A True System Object Model

To be a true system model, an object architecture must allow a distributed, evolving system to support millions of objects without risk of erroneous connections of objects and other problems related to strong typing or definition. COM is such an architecture. In addition to being an object-based service architecture, COM is a true system object model because it:

Uses globally unique identifiers to identify object classes and the interfaces those objects may support.
Provides methods for code reusability without the problems of traditional language-style implementation inheritance.
Has a single programming model for in-process, cross-process, and cross-network interaction of software components.
Encapsulates the life-cycle of objects via reference counting.
Provides a flexible foundation for security at the object level.

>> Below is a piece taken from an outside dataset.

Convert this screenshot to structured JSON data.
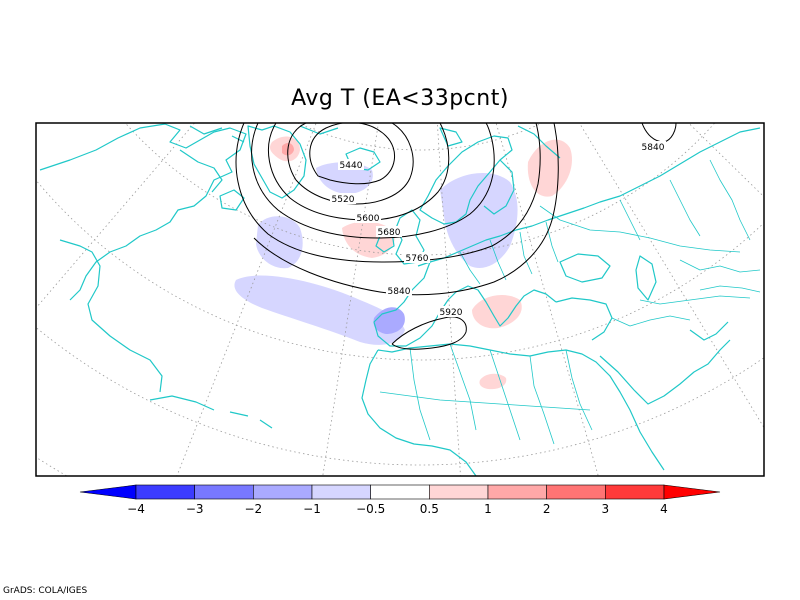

The following sections elaborate on each of these aspects of COM.

Globally Unique Identifiers

Distributed object systems have potentially millions of interfaces and software components that need to be uniquely identified. Any system that uses human-readable names for finding and binding to modules, objects, classes, or requests is at risk because the probability of a collision between human-readable names is nearly 100% in a complex system. The result of name-based identification will inevitably be the accidental connection of two or more software components that were not designed to interact with each other, and a resulting error or crash—even though the components and system had no bugs and worked as designed.

By contrast, COM uses globally unique identifiers (GUIDs)—128-bit integers that are virtually guaranteed to be unique in the world across space and time—to identify every interface and every object class and type.5. These globally unique identifiers are the same as UUIDs (Universally Unique IDs) as defined by DCE. Human-readable names are assigned only for convenience and are locally scoped. This helps insure that COM components do not accidentally connect to an object or via an interface or method, even in networks with millions of objects.6.

Code Reusability and Implementation Inheritance

Implementation inheritance—the ability of one component to "subclass" or "inherit" some of its functionality from another component while "over-riding" other functions—is a very useful technology for building applications. But more and more experts are concluding that it creates serious problems in a loosely coupled, decentralized, evolving object system. The problem is technically known as the lack of type-safety in the specialization interface and is well-documented in the research literature.7.

The general problem with traditional implementation inheritance is that the contract or interface between objects in an implementation hierarchy is not clearly defined; indeed, it is implicit and ambiguous. When the parent or child component changes its implementation, the behavior of related components may become undefined. This tight coupling of implementations is not a problem when the implementation hierarchy is under the control of a defined group of programmers who can, if necessary, make updates to all components simultaneously. But it is precisely this ability to control and change a set of related components simultaneously that differentiates an application, even a complex application, from a true distributed object system. So while traditional implementation inheritance can be a very good thing for building applications and components, it is inappropriate in a system object model.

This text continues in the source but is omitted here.